I have always been fascinated by language. A human language (also called a natural language) is a complex, highly-sophisticated system that allows us to express thoughts and to communicate with one other. A language is build up out of words, phrases and sentences that speakers of the language attach meanings to. The vocabulary of a language is a set of words that belongs to that language. Words can be seen as made up out of letters, when written, or phonemes (sounds), when spoken. A sentence in a language is a well-formed sequence of words, that anyone who knows the language can understand.
The power of the way language works lies in its creativity: A speaker can use a finite number of words to construct a infinite number of previously unspoken sentences that are valid in the language. However, there can only be a finite number of rules or principles that governs the construction and interpretation sentences. To describe and to make sense of a language, we need to construct such a set of rules, called a grammar. A grammar can have two purposes: To distinguish between valid and invalid sentences, and to give analysis for valid sentences.
Why is this important? In Natural Language Processing (NLP), we need to make sense of large volumes of text. This text consists of sentences in some natural language, and to analyse it, our computer programs need to know something about the language of the text. We represent an approximation our knowledge of language with some formal description, a model. The most successful models used in NLP today are probabilistic models: They assign probabilities to events, in our case to the occurrence of words. A important reason for the use of probabilistic models is the occurrence of ambiguity at all levels of language. To construct a model, we use some training data (text) to set the parameters in the model. The training data may also be annotated (in our case, with information about the structure of the sentences).
A simple, yet very useful approach is that of an n-gram model. An n-gram is a sequence of n consecutive words. (In NLP, a common choice of n is 3.) When we construct an n-gram model, we find all the n-grams that occur in the training data, and count how many times each of them occurs. Given the previous n-1 words, we compute the probability of the next word as the number of times that word follows the n-1 words, divided by the total number of times the n-1 words occurs. Large n-gram language models play an important role in NLP applications such as Automatic Speech Recognition and Statistical Machine Translation. The Google n-gram viewer is a large database of n-grams collected from books.

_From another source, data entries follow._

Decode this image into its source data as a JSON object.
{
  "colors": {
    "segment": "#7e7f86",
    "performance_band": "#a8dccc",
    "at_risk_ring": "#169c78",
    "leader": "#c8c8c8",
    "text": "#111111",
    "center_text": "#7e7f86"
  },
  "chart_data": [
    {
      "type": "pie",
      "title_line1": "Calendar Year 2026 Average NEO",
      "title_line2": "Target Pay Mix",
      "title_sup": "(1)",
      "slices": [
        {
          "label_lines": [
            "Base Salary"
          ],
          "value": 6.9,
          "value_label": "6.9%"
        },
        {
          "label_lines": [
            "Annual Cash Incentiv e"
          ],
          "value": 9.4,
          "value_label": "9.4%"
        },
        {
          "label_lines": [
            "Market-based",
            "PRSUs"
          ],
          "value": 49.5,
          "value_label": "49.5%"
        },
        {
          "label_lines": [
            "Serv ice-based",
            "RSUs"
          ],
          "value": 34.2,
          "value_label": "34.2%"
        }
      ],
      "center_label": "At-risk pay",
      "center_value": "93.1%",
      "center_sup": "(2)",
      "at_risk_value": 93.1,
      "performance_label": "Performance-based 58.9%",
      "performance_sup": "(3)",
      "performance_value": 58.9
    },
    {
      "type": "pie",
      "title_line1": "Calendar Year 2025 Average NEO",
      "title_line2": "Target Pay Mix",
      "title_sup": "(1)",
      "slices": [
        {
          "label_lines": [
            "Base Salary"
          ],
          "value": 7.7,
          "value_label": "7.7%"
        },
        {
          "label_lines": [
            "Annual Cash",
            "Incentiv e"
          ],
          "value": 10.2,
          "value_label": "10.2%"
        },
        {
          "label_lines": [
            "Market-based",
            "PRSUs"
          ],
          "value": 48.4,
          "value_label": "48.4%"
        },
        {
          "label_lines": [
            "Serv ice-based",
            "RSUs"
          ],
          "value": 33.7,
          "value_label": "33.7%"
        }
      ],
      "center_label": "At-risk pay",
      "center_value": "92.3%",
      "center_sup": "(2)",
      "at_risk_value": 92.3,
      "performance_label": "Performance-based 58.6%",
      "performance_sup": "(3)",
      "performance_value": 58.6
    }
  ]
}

The information encoded in a n-gram model is very useful. However, an n-gram model cannot capture non-local or variable-length dependencies between words. Also, an n-gram model does not reflect the way that sentences are structured and does not give any meaningful analysis of sentences. Therefore, we need more powerful models. In formal language theory, there exist classes of formal languages that have different capabilities of expressiveness. These classes are classified in the Chomsky hierarchy.
The lowest class in the Chomsky hierarchy is the regular languages. The regular languages have more expressive power than n-gram models. A regular language can be expressed by a finite-state automaton or with regular expressions. A finite-state automaton (FSA) is a theoretical device consisting of states and labeled transitions between states. The FSA reads a sequence from left to right, and by reading a word it follows a transition between its current state and a following state. A probability can be assigned to accepted word sequences. However, there are still language constructions that a regular language cannot properly express. The most important of these is centre-embedding. An example of a sentence with centre-embedded structure is:
The rat the cat the dog chased ate died.
Though this sentence is difficult to read and mostly of theoretical significance, it is a valid sentence and formal grammars should be able to process it.
The next class of languages in the Chomsky hierarchy is the context-free grammars. Context-free grammars provide a natural way to express the structure of languages. Words can be grouped into phrases, which can recursively be grouped in phrases again, assigning a hierarchical structure to sentences. In linguistics, the structure of a sentence is called its syntax. Each word in a language has a part-of-speech (word category), such as noun, verb or adjective. Phrases are labeled according to the part of speech of the word in the phrase that contribute most to its meaning, ex., noun phrase (NP) or verb phrase (VP). These hierarchical structures are also expressed as syntax-trees.
Here is an example of a syntax tree:
The context-free grammar rules used in this tree are:
Sentence -> NP VP VP -> Verb NP NP -> Det Noun Det -> The Noun -> man Noun -> book Verb -> took
In NLP, a program that analyses the syntax of sentences, usually based on a context-free grammar, is known as a parser. One application of parsers is in extracting information from text.
There are other, more expressive, classes in the Chomsky hierarchy: The context-sensitive languages and the recursively enumerate languages. There is a debate about which class of languages is most adequate to represent natural language. Though there is no accepted prove that English is not context-free, there are linguistics structures that may be expressed more appropriately by more powerful grammar formalism.
The large amount of text on the web that needs to be processed increases the need to develop techniques that can deal with natural language. There are many challenges in this task. However, as a reward we can develop technology that can interact with users more naturally. And we may gain new insights into how language really works.